何にも解決していない。何にも変わっていないけど。でも。クロゼットの向こう側の世界を嫉妬と悔しさで塗りつぶして嫌いになるよりは、少しだけでも覗いていきたいと願ってしまったから。
だから。
「おっ、おは、おはよう!」
どもったっていい。上手に言えなくてもいいから。
挨拶だけは、したいなって。向こうからを待つんじゃなくて、自分から。
挨拶だけはしたいなって、思ったんだ。
ゼンくんはやっぱりぽけえっとした顔でこちらを見て、それからゆっくりと笑顔になった。
「おはよ、まりもちゃん」
……よかった。
ゼンくんはのんびりと教室を歩いて自分の机にリュックを置いた。それからこっちに向き直る。
「なに描いてんの?」
――っ!
かぁっと顔が熱くなった。い、いまさら隠せやしない。でも。どうしよう。
混乱して固まったわたしを無視して、ゼンくんがこちらにやってきた。そのままひょい、と手元を覗き込んでくる。
あーあーあーあー。勘弁してほしい。
「わ。

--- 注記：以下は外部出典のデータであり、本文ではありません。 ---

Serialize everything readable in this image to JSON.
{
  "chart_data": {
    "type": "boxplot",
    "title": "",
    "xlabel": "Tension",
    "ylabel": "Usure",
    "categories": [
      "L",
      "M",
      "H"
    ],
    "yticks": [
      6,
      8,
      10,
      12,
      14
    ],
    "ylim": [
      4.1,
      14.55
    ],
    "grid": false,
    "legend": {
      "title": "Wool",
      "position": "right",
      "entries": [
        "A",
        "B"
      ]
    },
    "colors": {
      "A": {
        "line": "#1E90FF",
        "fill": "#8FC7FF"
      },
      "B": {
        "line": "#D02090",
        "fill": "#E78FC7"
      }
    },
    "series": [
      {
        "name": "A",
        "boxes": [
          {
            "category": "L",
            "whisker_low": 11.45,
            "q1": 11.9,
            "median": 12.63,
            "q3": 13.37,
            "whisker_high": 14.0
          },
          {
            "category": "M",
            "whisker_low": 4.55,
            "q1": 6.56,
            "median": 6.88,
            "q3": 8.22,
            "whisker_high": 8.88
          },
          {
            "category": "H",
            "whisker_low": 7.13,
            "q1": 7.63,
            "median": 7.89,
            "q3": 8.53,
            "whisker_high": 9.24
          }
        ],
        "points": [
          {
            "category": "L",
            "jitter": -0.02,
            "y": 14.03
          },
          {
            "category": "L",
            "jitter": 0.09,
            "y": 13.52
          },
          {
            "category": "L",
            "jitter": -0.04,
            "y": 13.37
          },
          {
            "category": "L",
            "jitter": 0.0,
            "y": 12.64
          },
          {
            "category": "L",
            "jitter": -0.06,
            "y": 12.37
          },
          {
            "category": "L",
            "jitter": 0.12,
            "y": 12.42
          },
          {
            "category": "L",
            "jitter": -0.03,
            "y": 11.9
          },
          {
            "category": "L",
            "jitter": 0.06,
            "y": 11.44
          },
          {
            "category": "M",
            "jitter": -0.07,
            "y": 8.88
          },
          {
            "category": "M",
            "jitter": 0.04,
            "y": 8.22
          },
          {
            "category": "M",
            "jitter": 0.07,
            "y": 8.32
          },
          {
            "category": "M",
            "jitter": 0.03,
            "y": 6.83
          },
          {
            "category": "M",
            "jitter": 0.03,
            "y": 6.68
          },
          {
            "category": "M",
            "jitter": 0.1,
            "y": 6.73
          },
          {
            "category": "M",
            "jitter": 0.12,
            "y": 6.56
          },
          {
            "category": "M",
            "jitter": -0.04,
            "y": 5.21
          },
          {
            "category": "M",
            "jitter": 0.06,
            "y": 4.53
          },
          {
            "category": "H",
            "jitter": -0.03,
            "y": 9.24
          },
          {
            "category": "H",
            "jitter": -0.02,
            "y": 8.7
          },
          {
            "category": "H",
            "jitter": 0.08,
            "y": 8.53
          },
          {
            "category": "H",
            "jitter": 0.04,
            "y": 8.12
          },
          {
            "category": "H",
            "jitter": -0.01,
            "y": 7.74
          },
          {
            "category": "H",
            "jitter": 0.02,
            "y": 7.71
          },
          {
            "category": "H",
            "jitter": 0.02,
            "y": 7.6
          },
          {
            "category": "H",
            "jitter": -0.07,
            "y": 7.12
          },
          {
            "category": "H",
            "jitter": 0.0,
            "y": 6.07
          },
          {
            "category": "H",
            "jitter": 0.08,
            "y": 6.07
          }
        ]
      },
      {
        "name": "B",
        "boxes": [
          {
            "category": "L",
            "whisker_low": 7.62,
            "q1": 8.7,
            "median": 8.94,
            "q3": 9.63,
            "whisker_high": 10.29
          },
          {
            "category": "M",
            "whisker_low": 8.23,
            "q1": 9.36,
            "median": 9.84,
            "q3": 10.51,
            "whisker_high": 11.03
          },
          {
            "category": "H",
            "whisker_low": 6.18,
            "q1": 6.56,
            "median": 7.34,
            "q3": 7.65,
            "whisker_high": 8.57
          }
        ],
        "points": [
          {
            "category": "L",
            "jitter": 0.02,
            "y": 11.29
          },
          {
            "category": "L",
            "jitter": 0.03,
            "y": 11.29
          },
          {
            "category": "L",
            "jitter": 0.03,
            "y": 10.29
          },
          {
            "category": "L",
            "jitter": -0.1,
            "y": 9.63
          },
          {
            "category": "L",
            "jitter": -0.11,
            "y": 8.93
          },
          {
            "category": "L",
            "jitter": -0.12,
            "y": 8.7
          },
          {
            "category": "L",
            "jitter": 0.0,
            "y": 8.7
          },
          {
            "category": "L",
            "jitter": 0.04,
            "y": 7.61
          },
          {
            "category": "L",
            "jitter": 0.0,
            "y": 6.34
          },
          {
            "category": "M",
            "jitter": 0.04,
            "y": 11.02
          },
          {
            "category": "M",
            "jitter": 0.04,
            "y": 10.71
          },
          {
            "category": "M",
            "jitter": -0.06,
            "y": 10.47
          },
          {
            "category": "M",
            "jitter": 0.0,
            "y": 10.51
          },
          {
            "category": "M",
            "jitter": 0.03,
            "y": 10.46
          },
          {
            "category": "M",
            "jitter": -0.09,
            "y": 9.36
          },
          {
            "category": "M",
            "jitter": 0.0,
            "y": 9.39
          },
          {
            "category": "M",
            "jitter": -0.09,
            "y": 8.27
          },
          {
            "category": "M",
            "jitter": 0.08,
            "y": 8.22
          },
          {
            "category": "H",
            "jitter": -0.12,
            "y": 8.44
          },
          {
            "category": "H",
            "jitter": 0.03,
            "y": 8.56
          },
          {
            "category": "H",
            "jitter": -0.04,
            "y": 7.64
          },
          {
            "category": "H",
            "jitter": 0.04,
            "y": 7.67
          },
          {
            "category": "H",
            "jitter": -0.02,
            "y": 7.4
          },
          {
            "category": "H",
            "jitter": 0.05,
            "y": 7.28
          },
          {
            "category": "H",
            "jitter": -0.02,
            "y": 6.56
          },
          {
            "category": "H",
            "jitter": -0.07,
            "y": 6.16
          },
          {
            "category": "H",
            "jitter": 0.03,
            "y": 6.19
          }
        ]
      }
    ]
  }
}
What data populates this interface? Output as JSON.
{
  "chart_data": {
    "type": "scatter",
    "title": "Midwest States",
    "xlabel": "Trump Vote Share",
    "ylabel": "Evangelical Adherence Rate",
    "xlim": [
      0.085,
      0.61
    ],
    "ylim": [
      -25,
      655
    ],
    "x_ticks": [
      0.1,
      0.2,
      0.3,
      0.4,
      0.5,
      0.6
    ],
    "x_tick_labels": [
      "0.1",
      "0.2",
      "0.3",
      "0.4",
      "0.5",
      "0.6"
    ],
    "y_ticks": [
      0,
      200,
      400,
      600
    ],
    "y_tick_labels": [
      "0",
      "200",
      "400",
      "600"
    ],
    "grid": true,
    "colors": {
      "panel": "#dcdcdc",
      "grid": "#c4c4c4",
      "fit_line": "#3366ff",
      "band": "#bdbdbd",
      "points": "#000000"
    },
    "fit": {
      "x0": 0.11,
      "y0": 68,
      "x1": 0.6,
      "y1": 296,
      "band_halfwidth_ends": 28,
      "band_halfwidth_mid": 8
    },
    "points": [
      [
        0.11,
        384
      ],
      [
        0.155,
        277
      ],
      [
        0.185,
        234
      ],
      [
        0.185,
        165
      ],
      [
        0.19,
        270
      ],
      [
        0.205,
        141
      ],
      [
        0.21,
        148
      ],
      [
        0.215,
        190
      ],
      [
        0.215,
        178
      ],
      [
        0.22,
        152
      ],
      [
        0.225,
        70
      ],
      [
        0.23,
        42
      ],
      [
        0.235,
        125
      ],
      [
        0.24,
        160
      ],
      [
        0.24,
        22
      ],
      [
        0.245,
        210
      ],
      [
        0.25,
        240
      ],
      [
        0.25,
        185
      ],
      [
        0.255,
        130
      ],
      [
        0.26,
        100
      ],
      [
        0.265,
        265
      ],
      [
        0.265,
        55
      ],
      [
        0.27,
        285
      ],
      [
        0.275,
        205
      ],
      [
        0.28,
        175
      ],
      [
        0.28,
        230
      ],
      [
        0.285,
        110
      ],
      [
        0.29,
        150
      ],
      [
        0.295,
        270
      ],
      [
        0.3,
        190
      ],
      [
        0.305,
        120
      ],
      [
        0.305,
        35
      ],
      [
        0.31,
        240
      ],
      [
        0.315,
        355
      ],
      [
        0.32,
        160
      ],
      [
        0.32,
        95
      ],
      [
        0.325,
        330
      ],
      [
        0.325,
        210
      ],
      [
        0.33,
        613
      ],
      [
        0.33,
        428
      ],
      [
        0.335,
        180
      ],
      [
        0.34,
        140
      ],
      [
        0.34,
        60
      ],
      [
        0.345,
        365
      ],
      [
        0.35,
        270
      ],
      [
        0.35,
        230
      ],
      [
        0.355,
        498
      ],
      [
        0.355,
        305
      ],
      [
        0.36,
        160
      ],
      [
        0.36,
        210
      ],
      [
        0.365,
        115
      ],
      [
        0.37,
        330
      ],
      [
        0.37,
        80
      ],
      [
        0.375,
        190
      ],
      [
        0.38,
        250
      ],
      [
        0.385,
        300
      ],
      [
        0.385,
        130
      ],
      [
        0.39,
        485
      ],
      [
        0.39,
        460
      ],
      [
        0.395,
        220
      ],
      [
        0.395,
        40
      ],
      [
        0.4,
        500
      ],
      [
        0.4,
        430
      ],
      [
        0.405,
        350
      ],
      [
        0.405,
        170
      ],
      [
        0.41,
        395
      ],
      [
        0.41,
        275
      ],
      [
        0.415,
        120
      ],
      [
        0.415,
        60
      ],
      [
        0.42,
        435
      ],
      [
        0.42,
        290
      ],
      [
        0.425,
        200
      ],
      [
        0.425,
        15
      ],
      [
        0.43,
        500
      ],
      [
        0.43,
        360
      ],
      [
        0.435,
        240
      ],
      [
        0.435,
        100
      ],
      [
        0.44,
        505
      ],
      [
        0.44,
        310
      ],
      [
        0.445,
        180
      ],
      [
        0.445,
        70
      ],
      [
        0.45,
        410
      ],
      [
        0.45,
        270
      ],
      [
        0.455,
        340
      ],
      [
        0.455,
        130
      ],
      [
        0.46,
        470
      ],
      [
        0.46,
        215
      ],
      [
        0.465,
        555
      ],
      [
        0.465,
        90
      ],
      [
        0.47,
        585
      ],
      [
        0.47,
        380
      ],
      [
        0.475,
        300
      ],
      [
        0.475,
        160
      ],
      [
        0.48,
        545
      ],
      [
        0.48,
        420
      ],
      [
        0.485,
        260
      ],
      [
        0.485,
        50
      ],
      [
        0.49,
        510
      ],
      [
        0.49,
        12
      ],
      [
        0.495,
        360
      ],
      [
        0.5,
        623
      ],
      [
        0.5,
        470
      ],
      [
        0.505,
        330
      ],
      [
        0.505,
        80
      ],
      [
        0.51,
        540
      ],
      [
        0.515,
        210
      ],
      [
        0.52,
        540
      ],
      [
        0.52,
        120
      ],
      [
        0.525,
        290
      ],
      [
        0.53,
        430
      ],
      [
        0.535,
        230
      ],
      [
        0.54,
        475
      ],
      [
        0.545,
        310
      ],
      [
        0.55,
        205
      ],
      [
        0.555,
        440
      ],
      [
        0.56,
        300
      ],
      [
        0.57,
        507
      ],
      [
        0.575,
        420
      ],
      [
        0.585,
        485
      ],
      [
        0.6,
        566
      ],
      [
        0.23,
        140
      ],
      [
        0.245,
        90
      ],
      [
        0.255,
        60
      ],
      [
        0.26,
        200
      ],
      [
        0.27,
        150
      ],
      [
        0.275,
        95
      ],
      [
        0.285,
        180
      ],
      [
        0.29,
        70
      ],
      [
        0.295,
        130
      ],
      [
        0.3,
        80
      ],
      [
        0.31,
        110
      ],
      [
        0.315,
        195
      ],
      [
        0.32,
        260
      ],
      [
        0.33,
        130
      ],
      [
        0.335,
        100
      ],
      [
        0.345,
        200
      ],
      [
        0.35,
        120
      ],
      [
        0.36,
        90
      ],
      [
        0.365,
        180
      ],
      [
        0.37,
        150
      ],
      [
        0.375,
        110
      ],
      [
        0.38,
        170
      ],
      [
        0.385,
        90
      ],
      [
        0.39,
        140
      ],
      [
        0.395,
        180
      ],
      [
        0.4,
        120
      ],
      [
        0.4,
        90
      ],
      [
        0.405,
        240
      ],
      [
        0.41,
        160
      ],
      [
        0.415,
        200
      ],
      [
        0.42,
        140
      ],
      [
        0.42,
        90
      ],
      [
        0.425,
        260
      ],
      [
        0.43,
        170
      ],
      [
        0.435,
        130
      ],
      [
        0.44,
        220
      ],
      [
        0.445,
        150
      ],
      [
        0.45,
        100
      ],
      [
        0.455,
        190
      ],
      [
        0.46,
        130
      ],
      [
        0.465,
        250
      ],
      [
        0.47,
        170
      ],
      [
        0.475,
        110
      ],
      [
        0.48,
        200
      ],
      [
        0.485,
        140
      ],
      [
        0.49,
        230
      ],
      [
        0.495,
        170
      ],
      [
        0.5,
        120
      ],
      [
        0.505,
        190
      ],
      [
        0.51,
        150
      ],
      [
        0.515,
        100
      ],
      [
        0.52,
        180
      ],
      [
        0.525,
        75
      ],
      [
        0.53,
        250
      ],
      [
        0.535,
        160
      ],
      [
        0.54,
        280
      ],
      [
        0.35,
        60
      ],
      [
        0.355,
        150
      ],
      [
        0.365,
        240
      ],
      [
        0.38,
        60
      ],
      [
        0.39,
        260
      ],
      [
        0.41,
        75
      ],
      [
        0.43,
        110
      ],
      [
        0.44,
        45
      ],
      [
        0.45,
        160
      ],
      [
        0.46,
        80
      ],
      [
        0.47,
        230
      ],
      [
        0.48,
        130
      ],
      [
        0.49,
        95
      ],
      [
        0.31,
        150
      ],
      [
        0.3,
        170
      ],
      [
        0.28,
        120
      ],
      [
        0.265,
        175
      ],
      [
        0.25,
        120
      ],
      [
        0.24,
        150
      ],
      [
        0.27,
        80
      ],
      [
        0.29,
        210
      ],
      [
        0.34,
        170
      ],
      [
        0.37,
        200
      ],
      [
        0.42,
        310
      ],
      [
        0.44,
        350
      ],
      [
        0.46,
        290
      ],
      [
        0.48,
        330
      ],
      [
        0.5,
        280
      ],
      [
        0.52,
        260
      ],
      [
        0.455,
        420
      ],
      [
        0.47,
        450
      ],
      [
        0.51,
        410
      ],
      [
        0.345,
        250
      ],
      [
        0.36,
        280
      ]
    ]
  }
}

すご。
……ん?
「FIRE*WORKS……?」
「でしょ、これ」
言われて初めて、気が付いた。そうだ。花火。英語で、FIREWORKS。
あのお店の名前だ。
「これもしかしてマニキュア? へー。すご。そんな使い方あるんだ」
「ご、ごごごめんなさ、い」
「いやなんで謝るの。いいじゃん超綺麗」
ゼンくんは笑って、それから、首を傾げる。
「今日も来る? FIRE*WORKS」
「あ……今日は」
行きたい気持ちはもちろんあった。でも。
「今日は友達と、絵、描きたくて。あとあの、早く帰りたく、て」
かおちゃんのこと。それから綾乃のことも、わたしには大切なことだった。
「それ両立出来るの?」
「う、うちで、描けば」
「あ、そっか。うん、了解」
ゼンくんは頷いて、ひらっと手を振った。わたしは反射的に、ゼンくんの制服の裾を掴んでいた。
……な、なにやってるんだろう。わたし。
でも。
クロゼットの鍵は、きっとゼンくんが握っている。
「あ、あの!」
驚いたような顔をしているゼンくんに、声を上げた。
「ど、土曜日、行ってもいいです、か!」
ゼンくんはぱちぱちと二回くらい瞬きをして、それからふわっと、とうめいな笑顔をくれた。
「もちろん」
綾乃とかおちゃんは仲良しだ。三人で思う存分話して、絵を描いて、お腹が痛くなるくらい笑って、何故か三人でご飯を作って、かおちゃんにも食べていってもらって、それでようやく少しだけ落ち着いた。
でも、あのお店のこと。
ゼンくんのこと。
それだけはどうしても、二人には言えなかった。
勝手に知ってしまったゼンくんの秘密を喋ってしまうのは悪いと思ったから。
――ううん。うそ。
特別な秘密を。秘密という宝物を。
隠しておきたかっただけの、浅ましい考えでしかないけれど。